Join us on May 2nd from 3:30 to 5:30 P.M. at the Fairmount Water Works as we reveal the top three winners, as well as our city’s new medallion and manhole designs. Everyone is welcome for an afternoon full of activities, including a People Choice Awards. Refreshments will be served!

Special thanks to our first round of judges:

  • Community Design Collaborative
  • Cloud Geshan Associates
  • Maskar Design
  • The Public Workshop
  • Partnership for the Delaware Estuary

The Schuylkill Action Network closes Beer Week & the Schuylkill Sojourn with a celebration of Stonefly IPA

This Friday, June 7th, the members of the Schuylkill Sojourn (who are paddling to Pottstown today) will arrive in Philadelphia at Boat House Row. The Schuylkill Sojourn is a weeklong kayaking and camping expedition along the Schuylkill River. The Schuylkill Action Network, a supporter of the Sojourn, has also teamed up with the Saucony Creek Brewing Company on a fun project to protect and highlight the Schuylkill River.

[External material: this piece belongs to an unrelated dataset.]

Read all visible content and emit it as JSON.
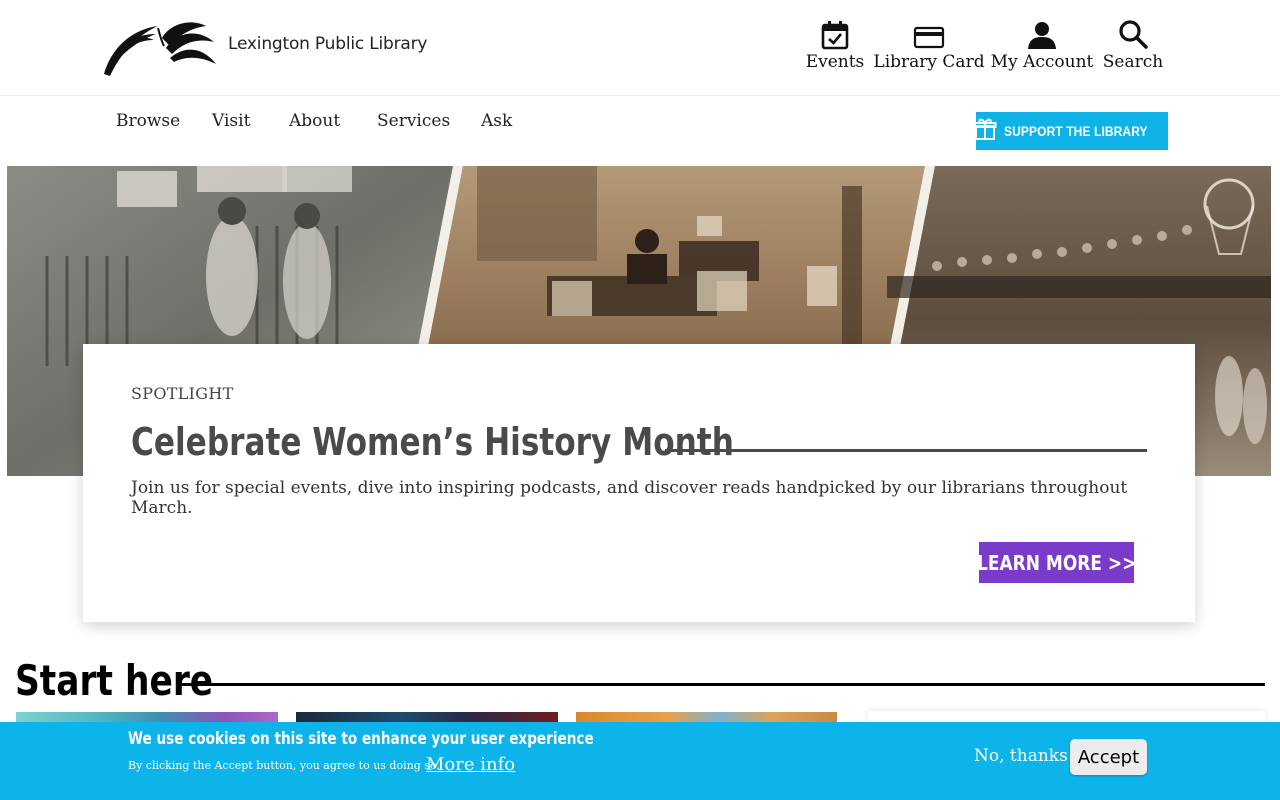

Recognizing that good beer requires clean water, the brewery crafted its Stonefly IPA. Named for the Stonefly, an insect that thrives in clean water, the beer not only symbolizes watershed health, but a portion of the proceeds are also donated by the brewery to Schuylkill watershed protection efforts.

The founder and brewer at Saucony Creek Brewing Company will join the Schuylkill Sojourn kayakers on Friday to usher a ceremonial keg of Stonefly IPA down river to a short press conference on the deck of the Fairmount Water Works at 4:30 pm to toast our vital Schuylkill waters. 

Following the press conference on Friday, the keg will continue on along the river, this time by bike, to Grace Tavern for a Philly Beer Week Event featuring Stonefly IPA. All are welcome, so come on out and help us protect the Schuylkill River one beer at a time.